PatchSiren

PatchSiren cyber security CVE debrief

CVE-2026-57801 Select-Themes CVE debrief

A vulnerability was found in the SetSail theme for WordPress, affecting versions up to and including 2.1. This issue allows for PHP Local File Inclusion due to improper control of filenames for include/require statements, categorized as a PHP Remote File Inclusion vulnerability. The vulnerability's CVSS score is 7.5, indicating a high severity level. Users and administrators of WordPress installations using the SetSail theme should review their deployments for potential exposure and take immediate action to mitigate risks. Evidence for this vulnerability comes from the NVD and Patchstack, providing a reliable basis for this assessment. Further verification is recommended to confirm affected deployments and assess potential impact. The CVE record was published on 2026-07-13T10:16:44.337Z and has not been modified since.

Vendor
Select-Themes
Product
SetSail
CVSS
HIGH 7.5
CISA KEV
Not listed in stored evidence
Original CVE published
2026-07-13
Original CVE updated
2026-07-13
Advisory published
2026-07-13
Advisory updated
2026-07-13

Who should care

Users of the SetSail theme for WordPress, particularly those with version 2.1 or earlier installed, should be aware of this vulnerability and take necessary precautions.

Technical summary

The SetSail theme for WordPress, version 2.1 and earlier, is vulnerable to PHP Local File Inclusion. This is due to improper control of filenames in include/require statements, which can be exploited for PHP Remote File Inclusion attacks. The vulnerability's CVSS score is 7.5, indicating a high severity level.

Defensive priority

High priority should be given to updating the SetSail theme to a version that fixes this vulnerability and restricting access to sensitive files and directories to mitigate potential attacks.
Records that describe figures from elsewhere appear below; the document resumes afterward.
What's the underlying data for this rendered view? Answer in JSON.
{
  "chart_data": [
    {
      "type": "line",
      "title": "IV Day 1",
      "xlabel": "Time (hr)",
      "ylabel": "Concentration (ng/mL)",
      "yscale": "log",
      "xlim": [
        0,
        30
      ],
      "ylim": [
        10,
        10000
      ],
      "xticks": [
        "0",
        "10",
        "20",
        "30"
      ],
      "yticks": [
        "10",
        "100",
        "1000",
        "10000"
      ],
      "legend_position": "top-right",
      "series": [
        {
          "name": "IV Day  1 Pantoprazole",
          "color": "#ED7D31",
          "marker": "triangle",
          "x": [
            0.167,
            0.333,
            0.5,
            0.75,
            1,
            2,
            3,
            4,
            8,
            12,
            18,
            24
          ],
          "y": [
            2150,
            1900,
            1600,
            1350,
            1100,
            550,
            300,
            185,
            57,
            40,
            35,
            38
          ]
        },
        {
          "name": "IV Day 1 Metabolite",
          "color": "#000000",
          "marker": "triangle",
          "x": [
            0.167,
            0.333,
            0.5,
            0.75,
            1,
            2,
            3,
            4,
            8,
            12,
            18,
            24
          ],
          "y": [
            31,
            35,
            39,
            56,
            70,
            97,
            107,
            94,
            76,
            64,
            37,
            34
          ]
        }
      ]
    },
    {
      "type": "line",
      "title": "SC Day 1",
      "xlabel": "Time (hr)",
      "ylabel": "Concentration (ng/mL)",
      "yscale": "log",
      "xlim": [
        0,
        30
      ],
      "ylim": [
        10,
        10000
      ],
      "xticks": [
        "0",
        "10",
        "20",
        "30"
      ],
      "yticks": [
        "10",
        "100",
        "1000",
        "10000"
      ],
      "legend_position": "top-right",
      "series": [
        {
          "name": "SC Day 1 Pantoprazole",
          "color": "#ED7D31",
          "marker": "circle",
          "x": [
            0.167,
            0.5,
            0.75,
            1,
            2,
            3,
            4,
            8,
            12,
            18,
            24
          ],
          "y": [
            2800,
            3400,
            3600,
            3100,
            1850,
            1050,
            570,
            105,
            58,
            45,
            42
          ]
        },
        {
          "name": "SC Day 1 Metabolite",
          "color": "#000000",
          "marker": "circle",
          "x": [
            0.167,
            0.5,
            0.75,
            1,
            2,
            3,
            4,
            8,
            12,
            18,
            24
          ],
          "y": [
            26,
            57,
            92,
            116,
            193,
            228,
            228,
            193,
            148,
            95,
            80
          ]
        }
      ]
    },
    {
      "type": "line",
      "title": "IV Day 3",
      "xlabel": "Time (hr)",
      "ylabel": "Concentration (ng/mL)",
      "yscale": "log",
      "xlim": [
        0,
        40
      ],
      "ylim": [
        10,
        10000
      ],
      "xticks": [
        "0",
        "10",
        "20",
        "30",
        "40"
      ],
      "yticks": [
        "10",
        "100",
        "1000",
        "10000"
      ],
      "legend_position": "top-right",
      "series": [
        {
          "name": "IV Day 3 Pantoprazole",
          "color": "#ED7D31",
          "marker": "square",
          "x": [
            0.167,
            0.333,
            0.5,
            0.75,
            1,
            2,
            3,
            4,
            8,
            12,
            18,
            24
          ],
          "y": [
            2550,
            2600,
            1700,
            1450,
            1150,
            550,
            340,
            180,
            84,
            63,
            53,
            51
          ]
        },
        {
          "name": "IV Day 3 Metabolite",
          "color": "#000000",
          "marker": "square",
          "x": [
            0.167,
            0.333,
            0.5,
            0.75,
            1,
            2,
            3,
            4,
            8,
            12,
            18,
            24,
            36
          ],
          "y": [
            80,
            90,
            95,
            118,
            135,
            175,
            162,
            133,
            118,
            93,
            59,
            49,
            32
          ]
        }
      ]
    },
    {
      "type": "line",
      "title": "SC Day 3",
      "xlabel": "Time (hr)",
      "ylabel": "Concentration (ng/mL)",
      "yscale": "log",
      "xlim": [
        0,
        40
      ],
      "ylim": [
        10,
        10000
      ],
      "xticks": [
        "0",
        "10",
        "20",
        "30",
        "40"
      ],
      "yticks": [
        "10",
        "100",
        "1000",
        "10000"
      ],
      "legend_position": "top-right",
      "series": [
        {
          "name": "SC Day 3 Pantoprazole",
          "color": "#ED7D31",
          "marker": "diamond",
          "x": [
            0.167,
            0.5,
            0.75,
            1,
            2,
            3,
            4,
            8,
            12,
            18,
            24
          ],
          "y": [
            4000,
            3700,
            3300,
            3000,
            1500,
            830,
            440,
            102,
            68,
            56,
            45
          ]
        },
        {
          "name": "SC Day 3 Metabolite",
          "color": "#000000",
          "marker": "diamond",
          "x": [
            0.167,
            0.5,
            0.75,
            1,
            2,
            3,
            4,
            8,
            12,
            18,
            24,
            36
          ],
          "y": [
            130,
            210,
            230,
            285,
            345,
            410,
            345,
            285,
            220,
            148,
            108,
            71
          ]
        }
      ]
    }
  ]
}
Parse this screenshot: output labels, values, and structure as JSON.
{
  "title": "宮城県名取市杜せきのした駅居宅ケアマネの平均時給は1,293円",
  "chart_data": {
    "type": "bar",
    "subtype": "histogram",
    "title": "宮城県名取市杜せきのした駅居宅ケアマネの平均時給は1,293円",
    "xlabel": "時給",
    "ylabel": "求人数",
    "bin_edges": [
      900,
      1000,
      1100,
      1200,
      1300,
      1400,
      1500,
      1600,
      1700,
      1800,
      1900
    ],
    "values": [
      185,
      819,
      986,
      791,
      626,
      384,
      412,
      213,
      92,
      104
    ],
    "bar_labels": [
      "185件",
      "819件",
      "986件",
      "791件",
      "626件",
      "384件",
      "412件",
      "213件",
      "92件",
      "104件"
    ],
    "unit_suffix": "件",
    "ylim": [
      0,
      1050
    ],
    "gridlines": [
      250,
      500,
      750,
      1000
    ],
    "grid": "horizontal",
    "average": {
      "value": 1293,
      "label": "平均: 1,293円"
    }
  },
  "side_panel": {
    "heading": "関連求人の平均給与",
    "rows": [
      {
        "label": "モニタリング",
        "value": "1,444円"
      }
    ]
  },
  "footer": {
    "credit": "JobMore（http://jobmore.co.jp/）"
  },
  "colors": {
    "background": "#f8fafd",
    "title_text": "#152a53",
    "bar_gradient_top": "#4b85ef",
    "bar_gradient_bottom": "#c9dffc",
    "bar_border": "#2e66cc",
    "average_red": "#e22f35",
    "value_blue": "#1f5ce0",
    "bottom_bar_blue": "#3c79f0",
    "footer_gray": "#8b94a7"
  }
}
Recommended defensive actions

  • Update the SetSail theme to the latest version available.
  • Restrict access to sensitive files and directories.
  • Monitor for suspicious activity related to file inclusion.

Evidence notes

Evidence for this vulnerability comes from the NVD and Patchstack. The CVE record was published on 2026-07-13T10:16:44.337Z and has not been modified since. The NVD entry is currently Received. Further verification is recommended to confirm affected deployments and assess potential impact.

Official resources

AI-assisted PatchSiren debrief based on the supplied source corpus. The CVE record was published on 2026-07-13T10:16:44.337Z and has not been modified since.